Calculating percentages of consolidated chromatin states within regions that overlap CpGs (Supplementary Material, Fig. S9B): Bedtools intersect was used to identify regions within chromatin state maps that overlap with each CpG. For CpGs that were associated with each DNAm state, the percentage of CpGs that overlapped with each chromatin state was calculated.

Calculating overlap of CpGs with genomic region types and genomic features (Supplementary Material, Table S8): Bed files were generated for each of the following types of genomic region categories: whole genes, introns, exons, 5’UTRs, 3’UTRs, intergenic regions, CpG islands and EZH2 ChIP-Seq peaks (i.e. EZH2 occupancy/binding sites). Bedtools intersect was used to identify the CpGs that overlap with genomic regions of each category. Bedtools intersect was also used to identify the CpGs that overlap with genes and TSS regions. Bedtools slop was used to calculate the genomic coordinates of TSS200 and TSS1500 regions by adding 200 or 1500 base pairs to the start and end coordinates of TSSs, respectively. Bedtools slop was also used to add 1 kb or 5 kb to the starts and ends of GENCODE genes.
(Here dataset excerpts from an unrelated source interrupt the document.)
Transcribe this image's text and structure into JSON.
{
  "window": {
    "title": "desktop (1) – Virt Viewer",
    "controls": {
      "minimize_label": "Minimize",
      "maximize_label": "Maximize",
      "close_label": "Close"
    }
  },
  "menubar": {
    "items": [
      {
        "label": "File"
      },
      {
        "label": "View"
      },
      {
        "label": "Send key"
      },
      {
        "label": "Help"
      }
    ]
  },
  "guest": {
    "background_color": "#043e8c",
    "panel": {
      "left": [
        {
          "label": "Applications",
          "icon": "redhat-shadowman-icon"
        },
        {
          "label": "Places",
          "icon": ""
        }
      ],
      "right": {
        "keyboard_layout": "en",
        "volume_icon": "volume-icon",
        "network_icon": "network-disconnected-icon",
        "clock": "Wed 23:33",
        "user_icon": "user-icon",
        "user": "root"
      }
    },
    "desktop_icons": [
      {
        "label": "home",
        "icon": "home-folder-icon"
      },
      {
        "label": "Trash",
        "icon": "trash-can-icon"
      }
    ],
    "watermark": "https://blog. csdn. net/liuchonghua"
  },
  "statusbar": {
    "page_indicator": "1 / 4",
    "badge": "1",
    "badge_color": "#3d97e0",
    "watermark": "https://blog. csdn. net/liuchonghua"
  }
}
Calculating levels of abnormal DNAm within genes (Supplementary Material, Tables S3 and S4): Bedtools map was used to calculate mean beta values and delta beta values across all CpGs that occur within each gene. Bedtools map was also used to count the number of hypomethylated, hypermethylated and normally methylated CpGs within each gene. Prior to mapping of CpGs to genes, Bedtools slop was used to add a specified number of base pairs to the start and end of the genomic coordinates of each gene, such that operations were applied to all CpGs that occur within the specified genomic region. This approach was used to calculate mean DNAm within genes and their surrounding regions, adding either one kilobase (1 kb) or five (5 kb) to each gene. Similarly, to analyze CpGs that occur within 200 or 1500 bp of each TSSs, Bedtools slop was used to add either 200 or 500 bp upstream and downstream to the genomic coordinates of each TSS, and Bedtools map was then used to calculate statistics across all CpGs that are within these regions. The regions within 200 and 500 bp of TSSs are referred to as the ‘TSS200’ and ‘TSS1500’ regions, respectively. TS200 and TS1500 regions were analyzed for consistency with the official annotation of Illumina DNAm arrays (98). Each gene can have multiple TSSs; therefore, to analyze the TSS200 and TSS1500 regions of each gene, statistics were averaged across all TS200 or TS1500 regions associated with the gene.

Data Analysis Software

Data analysis was performed using R version 3.6.0. Other programs and tools are indicated within the relevant methods and result sections.